Edmondo De Amicis osserva il brulicare della metropoli ottocentesca, trasformando i brevi tragitti quotidiani in un mosaico sociale di volti, voci e destini incrociati.
Le carrozze accolgono una folla eterogenea di impiegati frettolosi, venditori ambulanti e aristocratici decaduti, tutti compressi nello stesso spazio ristretto durante i mesi del 1896. Questo microcosmo in movimento diventa il teatro privilegiato dove osservare l'umana quotidianità torinese, rivelando aspirazioni private che si scontrano con le rigide convenzioni del secolo appena concluso. La narrazione procede senza filtri, catturando gesti spontanei.
Tutto scorre.
L'autore non si limita a descrivere i tragitti, ma scava nelle tensioni politiche e nelle disparità che separano chi siede vicino, rendendo vivo il conflitto sociale tra passeggeri di estrazioni opposte. Ogni capitolo si dispiega come un mese del calendario, sovrapponendo le stagioni della città alle vicende personali di anonimi protagonisti colti nel vivo della loro esistenza urbana. La distinzione tra presente e memoria svanisce, lasciando spazio a una vivida istantanea di un mondo vibrante e senza tempo.

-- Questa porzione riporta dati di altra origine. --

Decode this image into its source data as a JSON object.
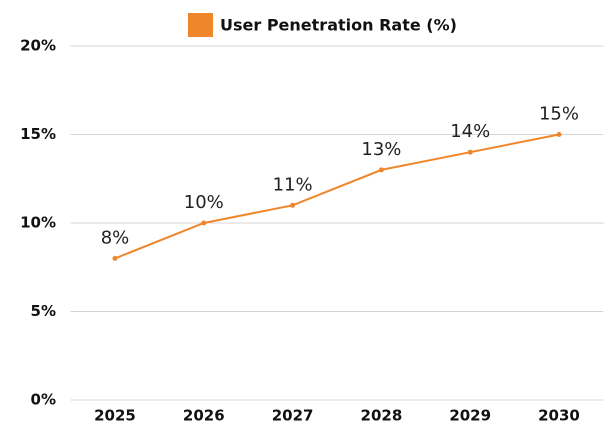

Il riflesso dei lampioni sulle rotaie umide sigilla le storie di chi è appena sceso, lasciando soltanto un'eco di passi lontani.
Per chi è
✔ Lettori di narrativa di fine Ottocento.
✔ Appassionati di memorialistica urbana europea.
Perché è diverso
L'opera sostituisce la narrazione canonica con una struttura basata sulla scansione temporale dei dodici mesi dell'anno. La Torino dell'epoca emerge come un organismo vivente, trasformando il trasporto pubblico in uno strumento di indagine sociologica che supera il semplice resoconto di viaggio.